Once again the school year was disrupted by the global pandemic and it was difficult for schools to deliver the curriculum, let alone other activities. Several schools attempted to field teams for the STEM Challenge. Unfortunately, only one team managed to complete their project and submit a final report for review.
The Challenge was to research a simple, sustainable innovation that could make life better for people living in poverty in the developing world.
The winning project
The team from Godolphin School decided to investigate sustainable ways to make drinking water safe. They tested a variety of natural products which could kill common water-bourn bacteria. The judges were very impressed with the level of scientific investigation that the girls showed in proposing and testing hypotheses. The team not only thought about the product content, but also designed an impressive package that could be a practical dispersal vessel. The judges commented on their “impressive design technique on 3D CAD” and “good critique for design improvements”. The ultimate conclusion was the garlic was an effective anti-bacterial but that it left the water tasting unpleasant.

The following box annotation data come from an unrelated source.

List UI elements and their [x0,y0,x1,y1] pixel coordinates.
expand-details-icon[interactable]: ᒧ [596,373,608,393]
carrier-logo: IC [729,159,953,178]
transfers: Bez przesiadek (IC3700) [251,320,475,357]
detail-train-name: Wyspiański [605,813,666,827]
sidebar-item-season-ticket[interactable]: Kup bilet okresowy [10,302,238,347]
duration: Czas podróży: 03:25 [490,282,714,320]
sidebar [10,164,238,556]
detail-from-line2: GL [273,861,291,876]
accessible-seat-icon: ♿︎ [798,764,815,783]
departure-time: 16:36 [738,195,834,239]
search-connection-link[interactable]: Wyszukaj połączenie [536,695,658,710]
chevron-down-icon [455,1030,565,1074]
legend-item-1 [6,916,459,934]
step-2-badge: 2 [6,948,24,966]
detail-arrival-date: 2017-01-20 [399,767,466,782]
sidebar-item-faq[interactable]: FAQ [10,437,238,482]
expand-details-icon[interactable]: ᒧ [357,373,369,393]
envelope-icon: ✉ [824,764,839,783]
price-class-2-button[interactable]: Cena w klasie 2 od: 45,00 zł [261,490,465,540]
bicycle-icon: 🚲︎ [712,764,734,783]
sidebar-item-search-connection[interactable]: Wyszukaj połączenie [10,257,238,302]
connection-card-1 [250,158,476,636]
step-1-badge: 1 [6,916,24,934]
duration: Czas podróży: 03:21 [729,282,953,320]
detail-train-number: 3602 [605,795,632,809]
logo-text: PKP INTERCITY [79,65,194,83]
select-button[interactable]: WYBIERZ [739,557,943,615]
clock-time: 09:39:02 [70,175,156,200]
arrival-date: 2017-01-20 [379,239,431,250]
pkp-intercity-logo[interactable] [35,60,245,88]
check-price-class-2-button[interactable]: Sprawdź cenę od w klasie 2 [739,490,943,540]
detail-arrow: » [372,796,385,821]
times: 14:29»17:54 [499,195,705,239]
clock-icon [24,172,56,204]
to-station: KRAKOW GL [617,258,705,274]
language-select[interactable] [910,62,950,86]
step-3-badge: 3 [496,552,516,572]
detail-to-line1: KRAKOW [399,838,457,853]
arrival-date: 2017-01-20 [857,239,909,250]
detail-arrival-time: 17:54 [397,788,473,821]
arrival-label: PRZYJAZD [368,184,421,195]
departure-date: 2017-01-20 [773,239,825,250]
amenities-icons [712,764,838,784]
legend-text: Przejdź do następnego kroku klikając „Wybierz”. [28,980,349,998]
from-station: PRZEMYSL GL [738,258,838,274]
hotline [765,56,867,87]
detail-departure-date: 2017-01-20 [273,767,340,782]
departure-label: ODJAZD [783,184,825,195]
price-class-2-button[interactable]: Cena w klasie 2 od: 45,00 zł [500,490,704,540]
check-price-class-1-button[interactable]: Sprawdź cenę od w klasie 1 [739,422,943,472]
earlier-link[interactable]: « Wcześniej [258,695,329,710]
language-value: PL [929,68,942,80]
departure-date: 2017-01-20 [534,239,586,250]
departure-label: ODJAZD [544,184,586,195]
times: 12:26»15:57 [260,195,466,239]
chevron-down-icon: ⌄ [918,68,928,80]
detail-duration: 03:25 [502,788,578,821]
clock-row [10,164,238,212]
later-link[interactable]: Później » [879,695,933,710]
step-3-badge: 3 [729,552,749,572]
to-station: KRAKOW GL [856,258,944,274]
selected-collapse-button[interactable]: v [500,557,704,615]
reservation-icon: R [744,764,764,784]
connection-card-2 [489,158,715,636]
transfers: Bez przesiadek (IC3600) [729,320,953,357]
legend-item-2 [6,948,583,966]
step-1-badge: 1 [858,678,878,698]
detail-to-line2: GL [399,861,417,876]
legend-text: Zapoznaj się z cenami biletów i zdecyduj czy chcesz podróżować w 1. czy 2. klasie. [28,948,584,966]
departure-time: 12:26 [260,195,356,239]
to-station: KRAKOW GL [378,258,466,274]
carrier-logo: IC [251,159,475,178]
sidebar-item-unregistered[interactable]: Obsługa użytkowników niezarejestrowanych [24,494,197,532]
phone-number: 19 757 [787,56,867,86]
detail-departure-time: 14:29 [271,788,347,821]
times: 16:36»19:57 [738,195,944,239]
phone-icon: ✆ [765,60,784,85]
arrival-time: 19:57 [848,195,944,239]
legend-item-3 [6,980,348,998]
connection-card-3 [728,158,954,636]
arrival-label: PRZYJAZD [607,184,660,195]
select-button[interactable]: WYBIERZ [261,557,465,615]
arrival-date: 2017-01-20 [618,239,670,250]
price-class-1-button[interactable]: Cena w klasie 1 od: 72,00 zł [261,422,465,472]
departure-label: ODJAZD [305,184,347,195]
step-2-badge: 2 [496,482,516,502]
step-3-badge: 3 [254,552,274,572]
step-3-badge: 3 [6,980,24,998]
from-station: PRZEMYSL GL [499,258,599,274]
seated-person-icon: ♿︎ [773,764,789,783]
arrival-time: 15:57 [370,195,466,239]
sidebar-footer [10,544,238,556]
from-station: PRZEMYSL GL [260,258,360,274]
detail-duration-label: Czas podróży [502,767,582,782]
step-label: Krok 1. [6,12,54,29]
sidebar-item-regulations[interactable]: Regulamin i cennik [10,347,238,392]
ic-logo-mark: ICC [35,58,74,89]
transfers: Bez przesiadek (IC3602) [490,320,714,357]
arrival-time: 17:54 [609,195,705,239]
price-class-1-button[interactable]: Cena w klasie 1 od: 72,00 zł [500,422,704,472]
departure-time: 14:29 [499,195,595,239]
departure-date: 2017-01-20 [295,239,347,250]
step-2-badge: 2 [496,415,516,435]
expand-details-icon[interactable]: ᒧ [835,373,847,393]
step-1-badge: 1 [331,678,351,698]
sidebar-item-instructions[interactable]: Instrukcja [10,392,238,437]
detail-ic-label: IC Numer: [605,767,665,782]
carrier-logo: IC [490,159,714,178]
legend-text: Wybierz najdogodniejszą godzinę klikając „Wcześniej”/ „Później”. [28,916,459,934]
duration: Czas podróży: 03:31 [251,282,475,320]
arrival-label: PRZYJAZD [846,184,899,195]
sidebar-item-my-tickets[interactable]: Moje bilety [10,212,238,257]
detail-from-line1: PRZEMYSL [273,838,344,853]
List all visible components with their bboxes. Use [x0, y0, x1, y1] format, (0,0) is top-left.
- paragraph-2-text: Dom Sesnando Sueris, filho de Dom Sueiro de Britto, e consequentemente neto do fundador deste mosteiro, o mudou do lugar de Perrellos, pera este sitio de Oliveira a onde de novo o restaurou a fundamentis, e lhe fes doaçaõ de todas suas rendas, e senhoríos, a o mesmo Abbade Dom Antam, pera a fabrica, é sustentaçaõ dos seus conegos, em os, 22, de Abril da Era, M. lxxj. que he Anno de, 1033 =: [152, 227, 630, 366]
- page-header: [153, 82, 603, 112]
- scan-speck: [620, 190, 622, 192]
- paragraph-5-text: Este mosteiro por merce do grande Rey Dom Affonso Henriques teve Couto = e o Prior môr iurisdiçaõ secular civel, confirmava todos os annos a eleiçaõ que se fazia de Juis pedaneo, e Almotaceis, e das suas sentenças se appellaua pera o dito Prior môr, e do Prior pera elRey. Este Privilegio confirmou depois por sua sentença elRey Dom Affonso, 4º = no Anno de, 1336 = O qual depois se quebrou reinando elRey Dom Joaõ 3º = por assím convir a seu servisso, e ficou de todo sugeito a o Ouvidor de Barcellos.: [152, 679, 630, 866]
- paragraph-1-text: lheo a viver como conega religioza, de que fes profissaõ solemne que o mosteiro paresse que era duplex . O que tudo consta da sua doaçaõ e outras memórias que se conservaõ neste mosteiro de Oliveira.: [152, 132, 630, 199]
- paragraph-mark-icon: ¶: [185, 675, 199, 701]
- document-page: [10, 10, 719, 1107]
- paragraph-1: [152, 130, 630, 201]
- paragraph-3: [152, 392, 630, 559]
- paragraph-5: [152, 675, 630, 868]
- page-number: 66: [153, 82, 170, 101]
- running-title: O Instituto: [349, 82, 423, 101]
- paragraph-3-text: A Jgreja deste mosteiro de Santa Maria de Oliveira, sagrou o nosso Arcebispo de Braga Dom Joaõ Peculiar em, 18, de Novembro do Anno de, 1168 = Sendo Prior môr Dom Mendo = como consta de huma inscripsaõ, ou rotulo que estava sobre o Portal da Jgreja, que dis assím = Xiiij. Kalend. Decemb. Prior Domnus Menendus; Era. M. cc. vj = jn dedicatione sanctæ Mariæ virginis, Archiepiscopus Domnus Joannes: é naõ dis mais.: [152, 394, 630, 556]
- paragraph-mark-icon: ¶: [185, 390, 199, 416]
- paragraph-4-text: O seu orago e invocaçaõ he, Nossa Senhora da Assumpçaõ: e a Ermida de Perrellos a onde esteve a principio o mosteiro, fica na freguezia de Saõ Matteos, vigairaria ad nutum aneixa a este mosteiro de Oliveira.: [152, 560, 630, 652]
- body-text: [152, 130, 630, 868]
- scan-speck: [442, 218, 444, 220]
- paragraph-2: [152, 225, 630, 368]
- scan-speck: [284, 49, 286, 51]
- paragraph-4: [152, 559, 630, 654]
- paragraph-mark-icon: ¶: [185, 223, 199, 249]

The Challenge was sponsored by Wessex Archaeology and Claire Mellett spoke about her work as a geoarchaeologist with the company. Alexandra Charleston also spoke about working in a STEM career and encouraged those who took part in the challenge to continue with their scientific thinking.
The STEM trophy was awarded to the winning team by Lisa Scandling on behalf of the judges and Salisbury Soroptimists. The other judge was Dr Mel Murphy. Our thanks to the judging team for their time and expertise.
Thanks to Godophin School for hosting the event and to the family members who came along to support the students. They should all be very proud of their achievements.